At the same time the native countries of such personages understandably wished to get rid of them. The opportunities to do so increased in direct proportion to the volume of emigration.

When thousands of Cubans welcomed the 1959 advent of social justice by fleeing in every way possible, Castro saw the chance of ridding his country not only of dissident intellectuals but also of common-or-garden criminals. Thousands of them were tacitly encouraged to leave Cuba, mainly for Florida, where they continued to ply their trade in both an organised and haphazard fashion.

Learning this valuable lesson from their Cuban comrades, the Soviets played a similar trick in the ‘70s and ‘80s, when hundreds of thousands were magnanimously allowed to leave the communist paradise for the capitalist hell.

Among those hundreds of thousands were thousands of bandits, thieves and rapists, many of whom actually hadn’t wanted to leave.

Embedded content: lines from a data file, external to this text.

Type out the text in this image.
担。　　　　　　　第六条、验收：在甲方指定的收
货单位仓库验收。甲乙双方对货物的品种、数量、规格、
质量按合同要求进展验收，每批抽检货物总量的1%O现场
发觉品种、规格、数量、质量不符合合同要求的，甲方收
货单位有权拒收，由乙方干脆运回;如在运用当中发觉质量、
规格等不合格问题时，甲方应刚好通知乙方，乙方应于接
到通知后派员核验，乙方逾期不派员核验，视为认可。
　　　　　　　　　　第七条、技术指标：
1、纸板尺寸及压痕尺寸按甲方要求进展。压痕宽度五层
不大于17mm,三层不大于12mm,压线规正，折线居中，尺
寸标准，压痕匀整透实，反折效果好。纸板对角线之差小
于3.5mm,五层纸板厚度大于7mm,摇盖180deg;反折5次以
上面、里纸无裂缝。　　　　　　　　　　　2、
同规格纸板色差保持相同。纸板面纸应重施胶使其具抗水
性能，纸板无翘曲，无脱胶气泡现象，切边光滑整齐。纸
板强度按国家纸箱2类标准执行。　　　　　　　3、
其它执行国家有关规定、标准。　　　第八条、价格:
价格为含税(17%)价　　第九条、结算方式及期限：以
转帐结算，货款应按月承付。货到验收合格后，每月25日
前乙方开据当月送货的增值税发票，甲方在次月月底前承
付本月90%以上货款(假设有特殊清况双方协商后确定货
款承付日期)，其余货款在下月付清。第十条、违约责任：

However, the Soviets outlined the available alternative so vividly that the criminals’ original reluctance vanished. Off to America they went, where the overworked Immigration Service allowed many of them to slip through their fingers.

The US was thus blessed with the arrivals of two mafias, first Cuban (mainly in Florida), later Russian (mainly in New York). It pains a life-long liberal like me to admit this, but something similar is happening in the UK.

While the supposedly invaluable contribution EU migrants can make to our culture remains a thing of the future, their contribution to the crime rate is very much a fact of present life. EU immigrants, most of them from Eastern Europe, are convicted of 700 crimes every week, this on top of the thousands of crimes that go unpunished and often uninvestigated.

One would think that vetting potential new residents would go a long way towards reducing these numbers. Moreover, such vetting isn’t only the right but indeed the duty of any sovereign state.

There’s the rub: Brexit or no Brexit, the governing elite of both the EU and, as increasingly becomes evident, the UK don’t really want Britain to regain her sovereignty, including control of her borders. We’re denied the rights routinely claimed not only by other countries but also by bars and retail establishments.

The effrontery of those spivs is most refreshing. For example, Belgian prime minister Guy Verhofstadt says: “The European Parliament will remain vigilant regarding citizens’ rights and will continue to push for full rights for EU citizens in the UK.”

The European Parliament can push for anything it wants within its own jurisdiction. That won’t include post-Brexit Britain, or for that matter any other sovereign country. With such countries the EU can’t push – it can only make polite requests, which are up to the countries’ discretion to grant or not.

“It is a core mission of the European project to protect, not to diminish, the fundamental rights of all citizens,” continued that misguided Guy.

Could have fooled me. The core mission of the European project is to create a single, unaccountable European state with an unlimited mandate to bully its constituent members. The rights of citizens are routinely trampled underfoot, especially when said citizens vote the way guys like Verhofstadt decry.

That happened in France, Portugal, Ireland and everywhere else where signs of national dissent were discerned. Now guys like Verhofstadt conspire with our own spivs to perpetrate the same debacle on Britain, by overturning or at least neutering the Brexit referendum.

For telling Britain that she can’t decide whom to admit is tantamount to saying that, Brexit or no Brexit, Britain will never become a sovereign nation again.

If we can’t even refuse the honour of acting as dumping ground for the EU’s human refuse, it’s not immediately clear why we voted to get out in the first place. That, as far as guys like Verhofstadt are concerned, is the whole point.

1 thought on “Management reserves the right to deny access”

  1. “The US was thus blessed with the arrivals of two mafias, first Cuban (mainly in Florida), later Russian (mainly in New York). It pains a life-long liberal like me to admit this, but something similar is happening in the UK.”

    Foremost beware the Chechen Boys. Absolutely ruthless. Pimps and drug smugglers and killers.